Le devoir de mémoire est l'obligation morale et civique de se souvenir. C'est pourquoi les commémorations ont pour but de véhiculer les valeurs essentielles de la démocratie, contre les dérives totalitaires et l'antisémitisme.
2. Une approche souvent émotionnelle du génocide
Le visiteur d'Auschwitz I ne peut qu'être marqué par la vision de dizaines de vitrines avec leurs amas de cheveux et d'objets personnels des victimes, exposés pour rendre compte du nombre élevé de morts. Cette muséographie est une approche émotionnelle du passé.
à noter
Les nouveaux lieux de mémoire (ex. : ancienne gare de Bobigny) cherchent à montrer les traces matérielles et à respecter le pouvoir évocateur du site.
À Drancy, le « wagon du souvenir » installé devant la cité de la Muette par une association de rescapés ne correspond pas à une réalité historique : les convois partaient de la gare du Bourget et de Bobigny. Ce wagon a pour seul but de rappeler le sort des internés.
3. Un déséquilibre mémoriel
Le génocide des Tsiganes, oublié pendant quarante ans, manque aujourd'hui de lieux de mémoire et de mémoriaux officiels. Même s'ils sont nombreux à avoir trouvé la mort à Auschwitz et même à Natzweiler-Struthof en Alsace, leur sort n'est pas clairement relaté dans ces lieux de mémoire.
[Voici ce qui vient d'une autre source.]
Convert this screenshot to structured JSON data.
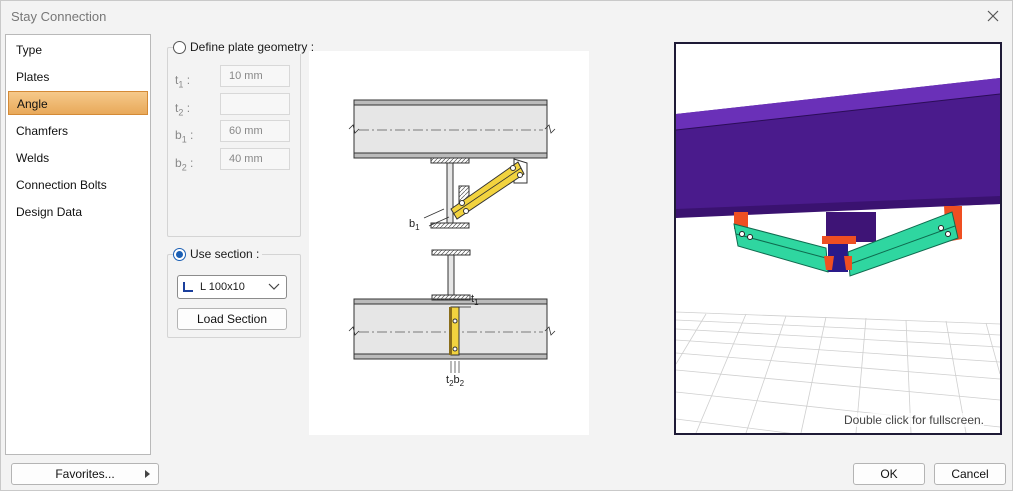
{
  "window": {
    "title": "Stay Connection"
  },
  "sidebar": {
    "items": [
      "Type",
      "Plates",
      "Angle",
      "Chamfers",
      "Welds",
      "Connection Bolts",
      "Design Data"
    ],
    "active": "Angle"
  },
  "plate_geometry": {
    "label": "Define plate geometry :",
    "selected": false,
    "fields": [
      {
        "sym": "t",
        "sub": "1",
        "value": "10 mm"
      },
      {
        "sym": "t",
        "sub": "2",
        "value": ""
      },
      {
        "sym": "b",
        "sub": "1",
        "value": "60 mm"
      },
      {
        "sym": "b",
        "sub": "2",
        "value": "40 mm"
      }
    ]
  },
  "use_section": {
    "label": "Use section :",
    "selected": true,
    "section_value": "L 100x10",
    "load_button": "Load Section"
  },
  "drawing": {
    "labels": {
      "b1": "b",
      "b1_sub": "1",
      "t1": "t",
      "t1_sub": "1",
      "t2b2": "t",
      "t2b2_sub1": "2",
      "t2b2_mid": "b",
      "t2b2_sub2": "2"
    }
  },
  "view3d": {
    "hint": "Double click for fullscreen."
  },
  "footer": {
    "favorites": "Favorites...",
    "ok": "OK",
    "cancel": "Cancel"
  },
  "colors": {
    "accent": "#1b5fb4",
    "beam": "#4b1a8c",
    "angle": "#2fd6a0",
    "plate": "#ef4f22",
    "selected": "#eab06c"
  }
}
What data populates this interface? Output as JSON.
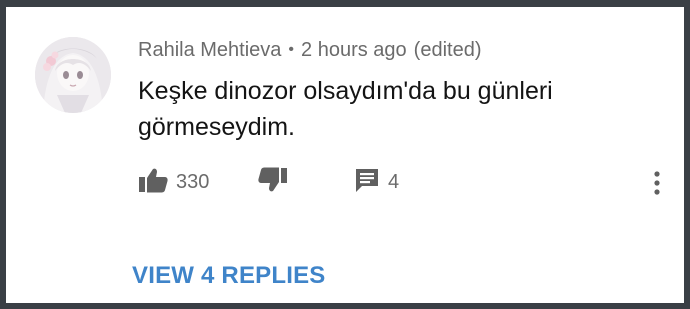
{
  "comment": {
    "author": "Rahila Mehtieva",
    "separator": "•",
    "time": "2 hours ago",
    "edited": "(edited)",
    "text": "Keşke dinozor olsaydım'da bu günleri görmeseydim."
  },
  "actions": {
    "like_icon": "thumbs-up-icon",
    "like_count": "330",
    "dislike_icon": "thumbs-down-icon",
    "reply_icon": "comment-icon",
    "reply_count": "4",
    "more_icon": "more-vertical-icon"
  },
  "replies": {
    "label": "VIEW 4 REPLIES",
    "color": "#3f84c9"
  },
  "colors": {
    "background": "#3a3f45",
    "card": "#ffffff",
    "meta_text": "#6b6b6b",
    "body_text": "#141414",
    "icon": "#606060"
  }
}
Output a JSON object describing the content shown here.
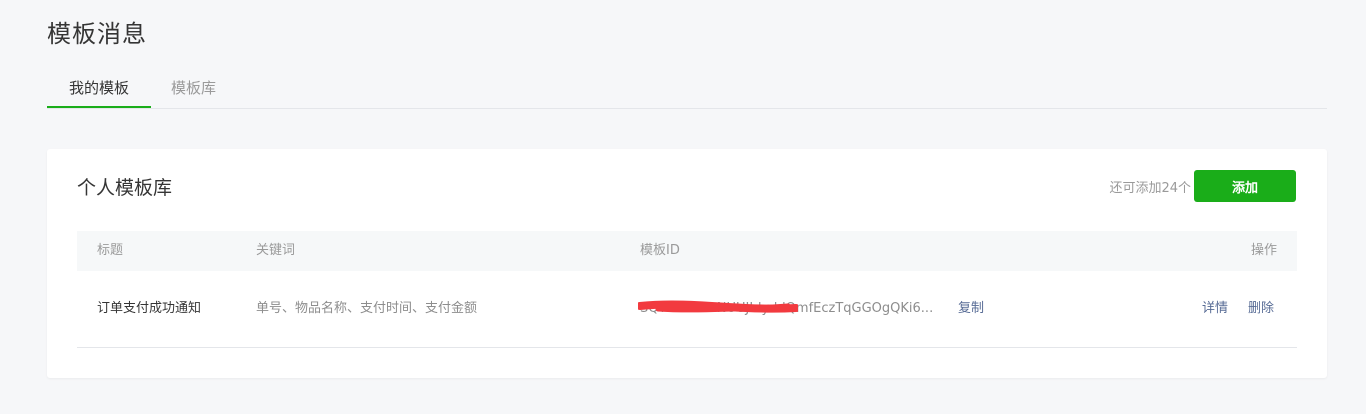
{
  "page": {
    "title": "模板消息"
  },
  "tabs": [
    {
      "label": "我的模板",
      "active": true
    },
    {
      "label": "模板库",
      "active": false
    }
  ],
  "card": {
    "title": "个人模板库",
    "remaining_text": "还可添加24个",
    "add_button_label": "添加"
  },
  "table": {
    "headers": {
      "title": "标题",
      "keywords": "关键词",
      "template_id": "模板ID",
      "operations": "操作"
    },
    "rows": [
      {
        "title": "订单支付成功通知",
        "keywords": "单号、物品名称、支付时间、支付金额",
        "template_id": "SQTRdvA9nNUUJIdyddQmfEczTqGGOgQKi6...",
        "copy_label": "复制",
        "detail_label": "详情",
        "delete_label": "删除"
      }
    ]
  },
  "colors": {
    "accent_green": "#1aad19",
    "link_blue": "#576b95",
    "redaction_red": "#f23a3f"
  }
}
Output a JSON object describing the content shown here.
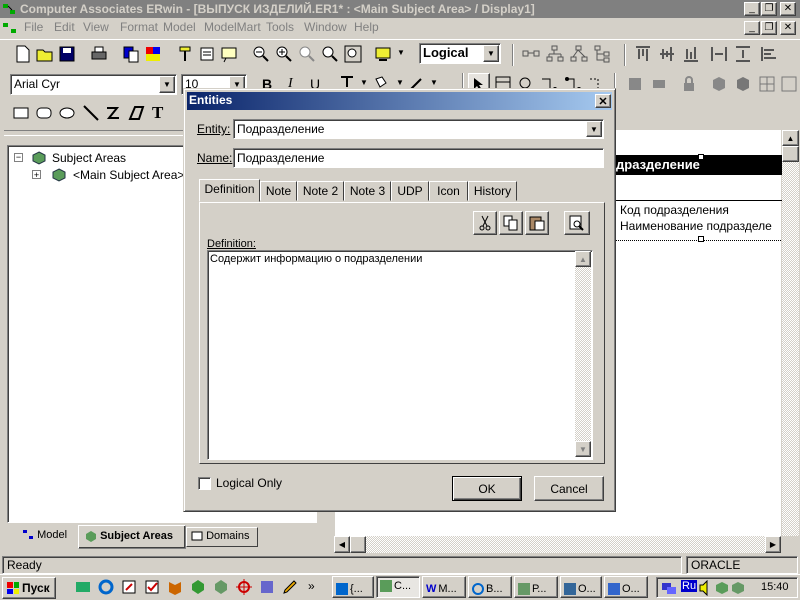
{
  "window": {
    "title": "Computer Associates ERwin - [ВЫПУСК ИЗДЕЛИЙ.ER1* : <Main Subject Area> / Display1]"
  },
  "menu": [
    "File",
    "Edit",
    "View",
    "Format",
    "Model",
    "ModelMart",
    "Tools",
    "Window",
    "Help"
  ],
  "toolbar": {
    "view_level": "Logical",
    "font_name": "Arial Cyr",
    "font_size": "10"
  },
  "tree": {
    "root": "Subject Areas",
    "child": "<Main Subject Area>"
  },
  "left_tabs": [
    "Model",
    "Subject Areas",
    "Domains"
  ],
  "canvas": {
    "entity_title": "дразделение",
    "attributes": [
      "Код подразделения",
      "Наименование подразделе"
    ]
  },
  "dialog": {
    "title": "Entities",
    "entity_label": "Entity:",
    "entity_value": "Подразделение",
    "name_label": "Name:",
    "name_value": "Подразделение",
    "tabs": [
      "Definition",
      "Note",
      "Note 2",
      "Note 3",
      "UDP",
      "Icon",
      "History"
    ],
    "definition_label": "Definition:",
    "definition_text": "Содержит информацию о подразделении",
    "logical_only": "Logical Only",
    "ok": "OK",
    "cancel": "Cancel"
  },
  "status": {
    "left": "Ready",
    "db": "ORACLE"
  },
  "taskbar": {
    "start": "Пуск",
    "tasks": [
      "{...",
      "С...",
      "М...",
      "В...",
      "Р...",
      "О...",
      "О..."
    ],
    "lang": "Ru",
    "time": "15:40"
  }
}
En 2012, Angela Merkel inaugure à Berlin un mémorial prévu depuis dix ans : le manque de documents et les tensions mémorielles au sein de la communauté tsigane expliquent ce retard. En 2016, François Hollande inaugure une statue en hommage aux 14 Tsiganes fusillés à Saint-Sixte, dans le Lot-et-Garonne. Il est le seul monument en France à commémorer la souffrance de cette communauté.
Conclusion
[Réponse à la problématique] Les lieux de mémoire, s'ils donnent accès à l'historien à de nombreuses sources, restent avant tout des espaces consacrés à entretenir le souvenir. Leur fonction essentielle est donc de permettre le devoir de mémoire. [Ouverture] Avec la disparition des derniers témoins du génocide, les lieux qui lui sont consacrés sont cependant un support précieux à la transmission de la mémoire. Auschwitz-Birkenau est devenu un site classé au Patrimoine mondial de l'Unesco en 1979 : il témoigne du plus grand crime contre l'humanité jamais commis.